Leonard Mead has been going on his walks for a full decade.

In ten years of walking by night or day, for thousands of miles, he had never met another person walking, not once in all that time.

He's alone on all of those walks; therefore, he is also free to make decisions about where he goes and when he comes home. Mead loves it. His nightly walks are incredibly freeing to him.

To enter out into that silence that was the city at eight o'clock of a misty evening in November, to put your feet upon that buckling concrete walk, to step over grassy seams and make your way, hands in pockets, through the silences, that was what Mr. Leonard Mead most dearly loved to do. He would stand upon the corner of an intersection and peer down long moonlit avenues of sidewalk in four directions, deciding which way to go. . . 

That all comes to a stop when he is finally found by the one roving police car. He is asked a series of questions, and Mead's answers make him look more and more odd compared to the rest of the population. Eventually, the police car orders Mead to get into the car so it can take him to a psychiatric facility. This is when Mead feels trapped. He realizes that he is no longer in control of his life, and he begins to feel out of control.

He walked like a man suddenly drunk.

He can't choose where to go next. The decision has been made for him. He's essentially forced into the police car, and once in the car, Mead is genuinely trapped in a jail cell.

He put his hand to the door and peered into the back seat, which was a little cell, a little black jail with bars. It smelled of riveted steel. It smelled of harsh antiseptic; it smelled too clean and hard and metallic.

That jail cell of a car will then take Mead to a psychiatric facility where Mead will continue to be trapped.
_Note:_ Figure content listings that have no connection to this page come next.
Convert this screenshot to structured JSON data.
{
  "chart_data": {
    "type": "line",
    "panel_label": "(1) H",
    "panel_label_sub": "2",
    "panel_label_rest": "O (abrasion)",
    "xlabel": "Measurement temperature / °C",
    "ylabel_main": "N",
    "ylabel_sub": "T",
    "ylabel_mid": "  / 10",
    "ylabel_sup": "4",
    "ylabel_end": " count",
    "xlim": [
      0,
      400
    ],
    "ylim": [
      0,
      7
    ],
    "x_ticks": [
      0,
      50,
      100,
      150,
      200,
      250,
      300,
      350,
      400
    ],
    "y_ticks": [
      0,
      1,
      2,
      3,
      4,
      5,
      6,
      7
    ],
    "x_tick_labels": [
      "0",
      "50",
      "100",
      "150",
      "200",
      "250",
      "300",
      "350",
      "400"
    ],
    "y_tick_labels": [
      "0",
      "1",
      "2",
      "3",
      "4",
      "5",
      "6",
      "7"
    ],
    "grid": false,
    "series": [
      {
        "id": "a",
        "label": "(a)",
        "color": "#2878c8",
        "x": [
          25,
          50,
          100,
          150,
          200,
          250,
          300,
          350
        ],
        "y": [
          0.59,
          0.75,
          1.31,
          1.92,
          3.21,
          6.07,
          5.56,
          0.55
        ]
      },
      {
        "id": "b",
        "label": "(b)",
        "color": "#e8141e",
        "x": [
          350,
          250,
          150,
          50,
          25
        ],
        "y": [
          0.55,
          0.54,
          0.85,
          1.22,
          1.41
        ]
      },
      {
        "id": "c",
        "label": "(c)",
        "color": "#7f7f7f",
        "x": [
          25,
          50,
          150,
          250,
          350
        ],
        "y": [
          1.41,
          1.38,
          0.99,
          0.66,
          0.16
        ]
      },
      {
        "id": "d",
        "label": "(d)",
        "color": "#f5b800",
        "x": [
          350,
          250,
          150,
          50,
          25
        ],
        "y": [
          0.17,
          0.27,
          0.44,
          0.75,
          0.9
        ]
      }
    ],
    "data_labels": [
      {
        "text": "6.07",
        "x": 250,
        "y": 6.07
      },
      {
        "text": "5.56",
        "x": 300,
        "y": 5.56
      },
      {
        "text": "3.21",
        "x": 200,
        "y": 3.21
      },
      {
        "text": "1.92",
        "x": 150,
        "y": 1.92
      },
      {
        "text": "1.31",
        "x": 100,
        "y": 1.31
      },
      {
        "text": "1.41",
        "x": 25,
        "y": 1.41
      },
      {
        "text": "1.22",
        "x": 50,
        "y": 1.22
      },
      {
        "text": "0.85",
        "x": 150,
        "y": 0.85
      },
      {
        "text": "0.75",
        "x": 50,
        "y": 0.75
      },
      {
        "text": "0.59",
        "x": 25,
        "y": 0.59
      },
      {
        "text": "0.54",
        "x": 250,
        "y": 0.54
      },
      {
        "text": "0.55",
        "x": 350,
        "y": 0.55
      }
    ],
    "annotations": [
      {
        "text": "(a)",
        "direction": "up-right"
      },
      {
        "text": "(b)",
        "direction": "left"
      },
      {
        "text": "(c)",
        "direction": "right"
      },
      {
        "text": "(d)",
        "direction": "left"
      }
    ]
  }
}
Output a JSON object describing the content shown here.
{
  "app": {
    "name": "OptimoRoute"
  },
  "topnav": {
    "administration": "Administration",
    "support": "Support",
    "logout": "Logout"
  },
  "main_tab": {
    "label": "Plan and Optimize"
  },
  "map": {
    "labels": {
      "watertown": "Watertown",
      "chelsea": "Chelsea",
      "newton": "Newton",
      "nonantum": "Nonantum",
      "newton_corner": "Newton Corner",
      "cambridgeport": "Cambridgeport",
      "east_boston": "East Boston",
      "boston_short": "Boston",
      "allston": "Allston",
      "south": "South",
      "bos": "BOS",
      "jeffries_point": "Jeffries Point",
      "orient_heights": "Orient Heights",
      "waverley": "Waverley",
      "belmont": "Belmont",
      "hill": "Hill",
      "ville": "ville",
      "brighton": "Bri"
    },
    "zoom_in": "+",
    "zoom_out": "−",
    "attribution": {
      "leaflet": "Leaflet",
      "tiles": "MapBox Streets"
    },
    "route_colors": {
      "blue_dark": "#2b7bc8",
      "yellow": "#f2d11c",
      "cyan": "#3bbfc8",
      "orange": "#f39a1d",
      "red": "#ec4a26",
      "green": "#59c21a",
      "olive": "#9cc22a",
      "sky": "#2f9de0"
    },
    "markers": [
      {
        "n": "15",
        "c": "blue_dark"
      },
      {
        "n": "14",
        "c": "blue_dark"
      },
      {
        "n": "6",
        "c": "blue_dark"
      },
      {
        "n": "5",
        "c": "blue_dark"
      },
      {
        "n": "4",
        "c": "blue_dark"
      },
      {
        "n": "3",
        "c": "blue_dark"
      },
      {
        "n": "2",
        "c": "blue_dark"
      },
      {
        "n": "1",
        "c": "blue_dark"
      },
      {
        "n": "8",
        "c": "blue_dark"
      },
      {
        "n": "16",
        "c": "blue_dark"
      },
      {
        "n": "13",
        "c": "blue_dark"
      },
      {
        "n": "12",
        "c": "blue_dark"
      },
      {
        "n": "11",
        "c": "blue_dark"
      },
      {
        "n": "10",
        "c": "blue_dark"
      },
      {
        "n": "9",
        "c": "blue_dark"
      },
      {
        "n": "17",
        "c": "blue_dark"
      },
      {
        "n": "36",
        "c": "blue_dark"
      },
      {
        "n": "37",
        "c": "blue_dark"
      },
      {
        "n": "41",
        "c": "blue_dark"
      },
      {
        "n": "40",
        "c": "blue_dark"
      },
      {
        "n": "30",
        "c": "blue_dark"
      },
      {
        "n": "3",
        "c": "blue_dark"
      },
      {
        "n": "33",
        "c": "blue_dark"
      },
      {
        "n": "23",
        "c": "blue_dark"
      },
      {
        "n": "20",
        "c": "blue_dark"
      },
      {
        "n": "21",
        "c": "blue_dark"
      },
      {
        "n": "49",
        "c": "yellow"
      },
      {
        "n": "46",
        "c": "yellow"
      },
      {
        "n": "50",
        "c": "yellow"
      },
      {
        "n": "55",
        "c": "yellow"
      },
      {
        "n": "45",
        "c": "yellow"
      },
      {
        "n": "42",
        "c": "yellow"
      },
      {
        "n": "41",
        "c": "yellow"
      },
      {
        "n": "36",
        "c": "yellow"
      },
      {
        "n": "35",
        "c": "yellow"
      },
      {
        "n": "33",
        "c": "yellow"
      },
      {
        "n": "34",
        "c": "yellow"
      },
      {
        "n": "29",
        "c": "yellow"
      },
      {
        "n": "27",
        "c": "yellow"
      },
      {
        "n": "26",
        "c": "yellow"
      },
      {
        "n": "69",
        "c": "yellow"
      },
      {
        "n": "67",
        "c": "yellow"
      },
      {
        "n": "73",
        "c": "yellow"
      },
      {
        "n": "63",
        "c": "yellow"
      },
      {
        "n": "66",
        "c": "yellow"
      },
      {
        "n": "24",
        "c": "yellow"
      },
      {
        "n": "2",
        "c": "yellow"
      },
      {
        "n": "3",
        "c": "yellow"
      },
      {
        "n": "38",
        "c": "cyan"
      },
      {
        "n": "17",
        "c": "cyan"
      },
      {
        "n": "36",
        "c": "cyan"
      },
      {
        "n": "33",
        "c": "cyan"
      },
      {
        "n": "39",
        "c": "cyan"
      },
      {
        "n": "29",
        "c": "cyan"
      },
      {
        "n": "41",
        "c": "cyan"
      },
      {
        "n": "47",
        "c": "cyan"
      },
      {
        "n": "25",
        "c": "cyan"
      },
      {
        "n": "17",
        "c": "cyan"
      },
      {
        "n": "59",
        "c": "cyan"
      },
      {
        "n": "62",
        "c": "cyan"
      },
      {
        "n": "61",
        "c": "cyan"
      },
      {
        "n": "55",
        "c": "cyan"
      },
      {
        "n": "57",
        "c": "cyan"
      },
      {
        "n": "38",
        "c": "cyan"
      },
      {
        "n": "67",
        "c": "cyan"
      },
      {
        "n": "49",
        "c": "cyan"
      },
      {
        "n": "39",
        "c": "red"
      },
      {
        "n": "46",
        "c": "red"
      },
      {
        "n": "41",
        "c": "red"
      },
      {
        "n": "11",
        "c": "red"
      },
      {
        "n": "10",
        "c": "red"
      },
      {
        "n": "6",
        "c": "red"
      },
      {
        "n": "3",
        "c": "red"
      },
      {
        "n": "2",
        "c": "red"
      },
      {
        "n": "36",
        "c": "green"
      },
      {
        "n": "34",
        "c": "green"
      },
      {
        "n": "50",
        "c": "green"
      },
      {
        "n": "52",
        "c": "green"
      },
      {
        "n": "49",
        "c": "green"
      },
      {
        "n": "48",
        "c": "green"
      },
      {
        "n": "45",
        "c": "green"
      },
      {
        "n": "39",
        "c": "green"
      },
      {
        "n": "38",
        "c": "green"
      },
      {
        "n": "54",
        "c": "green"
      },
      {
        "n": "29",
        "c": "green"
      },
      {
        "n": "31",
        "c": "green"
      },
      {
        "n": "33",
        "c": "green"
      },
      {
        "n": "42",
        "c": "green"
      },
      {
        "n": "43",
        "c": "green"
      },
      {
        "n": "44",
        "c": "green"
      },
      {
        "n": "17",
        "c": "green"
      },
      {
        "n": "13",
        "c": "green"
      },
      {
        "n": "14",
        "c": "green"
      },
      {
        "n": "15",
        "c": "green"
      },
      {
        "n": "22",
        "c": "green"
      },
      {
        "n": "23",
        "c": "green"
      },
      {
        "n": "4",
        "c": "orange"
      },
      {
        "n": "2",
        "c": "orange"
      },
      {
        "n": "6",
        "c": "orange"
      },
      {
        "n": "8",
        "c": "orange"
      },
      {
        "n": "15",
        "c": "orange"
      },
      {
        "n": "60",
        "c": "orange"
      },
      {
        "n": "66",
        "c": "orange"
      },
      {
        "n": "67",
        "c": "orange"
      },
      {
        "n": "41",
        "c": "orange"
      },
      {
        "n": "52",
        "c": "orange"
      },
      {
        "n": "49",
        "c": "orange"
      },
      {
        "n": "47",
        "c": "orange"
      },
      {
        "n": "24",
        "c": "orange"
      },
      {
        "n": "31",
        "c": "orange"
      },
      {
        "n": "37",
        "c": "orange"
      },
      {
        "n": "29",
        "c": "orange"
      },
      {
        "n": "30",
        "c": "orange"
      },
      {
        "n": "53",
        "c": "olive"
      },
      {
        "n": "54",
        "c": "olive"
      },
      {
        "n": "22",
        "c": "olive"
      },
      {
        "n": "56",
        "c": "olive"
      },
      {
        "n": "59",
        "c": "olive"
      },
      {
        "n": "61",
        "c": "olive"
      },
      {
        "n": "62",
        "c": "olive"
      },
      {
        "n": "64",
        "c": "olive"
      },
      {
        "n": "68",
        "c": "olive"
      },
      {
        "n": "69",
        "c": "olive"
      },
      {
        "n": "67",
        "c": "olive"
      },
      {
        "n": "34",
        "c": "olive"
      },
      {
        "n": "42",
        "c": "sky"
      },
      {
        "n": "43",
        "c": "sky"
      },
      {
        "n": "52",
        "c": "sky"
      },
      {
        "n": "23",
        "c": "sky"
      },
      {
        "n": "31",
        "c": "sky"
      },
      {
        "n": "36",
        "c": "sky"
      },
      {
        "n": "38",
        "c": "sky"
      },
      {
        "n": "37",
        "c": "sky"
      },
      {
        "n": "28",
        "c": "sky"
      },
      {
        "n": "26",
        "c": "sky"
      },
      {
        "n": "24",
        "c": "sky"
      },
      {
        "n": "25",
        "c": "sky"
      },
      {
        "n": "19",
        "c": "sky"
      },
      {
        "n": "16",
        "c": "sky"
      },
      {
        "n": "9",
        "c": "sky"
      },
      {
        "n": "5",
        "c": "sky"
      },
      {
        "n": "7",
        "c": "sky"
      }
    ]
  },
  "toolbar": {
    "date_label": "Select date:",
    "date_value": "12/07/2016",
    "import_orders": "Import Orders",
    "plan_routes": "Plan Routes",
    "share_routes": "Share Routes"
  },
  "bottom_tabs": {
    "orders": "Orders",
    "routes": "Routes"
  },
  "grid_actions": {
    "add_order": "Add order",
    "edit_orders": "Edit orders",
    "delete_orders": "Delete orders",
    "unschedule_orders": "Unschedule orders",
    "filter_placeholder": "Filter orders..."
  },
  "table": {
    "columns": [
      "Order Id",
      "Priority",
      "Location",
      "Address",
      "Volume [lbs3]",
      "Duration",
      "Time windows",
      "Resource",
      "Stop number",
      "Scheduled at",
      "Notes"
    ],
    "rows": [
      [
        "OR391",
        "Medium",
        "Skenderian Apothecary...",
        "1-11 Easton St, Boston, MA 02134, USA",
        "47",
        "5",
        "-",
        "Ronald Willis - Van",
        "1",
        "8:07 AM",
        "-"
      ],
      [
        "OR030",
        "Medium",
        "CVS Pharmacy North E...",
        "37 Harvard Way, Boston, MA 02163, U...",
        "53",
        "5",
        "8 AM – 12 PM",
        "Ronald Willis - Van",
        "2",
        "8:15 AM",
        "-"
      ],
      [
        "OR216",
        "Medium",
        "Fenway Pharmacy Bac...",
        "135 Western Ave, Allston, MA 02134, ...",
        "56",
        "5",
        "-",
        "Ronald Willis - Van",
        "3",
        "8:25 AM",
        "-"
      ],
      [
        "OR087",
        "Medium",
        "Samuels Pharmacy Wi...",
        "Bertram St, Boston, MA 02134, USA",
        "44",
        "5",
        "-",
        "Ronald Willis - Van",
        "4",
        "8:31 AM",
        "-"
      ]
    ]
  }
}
"Questions existing systems" might apply a little bit to Leonard Mead. I don't think Mead questions the state of the world. He accepts that nobody else goes on nightly walks. He might lament the state of the world, but he doesn't question it. The closest that Mead might come to questioning an entire existing system is when he says, "Wait a minute, I haven't done anything!" and "I protest" against the car's order for him to get in. That's as close as Mead gets to asking a "why"-type question; however, even as he protests, Mead has already accepted the fact that he will get in. That's why he asks where the car will take him even before he gets in the car.

I don't feel that the other two statements apply to Mead. His walks are not his way of "sticking it to the man." They are something that he loves to do, and he isn't trying to convince other people that they should follow his example. He's not trying to change the system, nor is he trying to escape from it. He's been doing his walks for a decade, and he doesn't try to run away and escape from the police car either. If Mead isn't trying to change anything, then he can't fail in his attempt to change anything. You can't fail at something you don't try.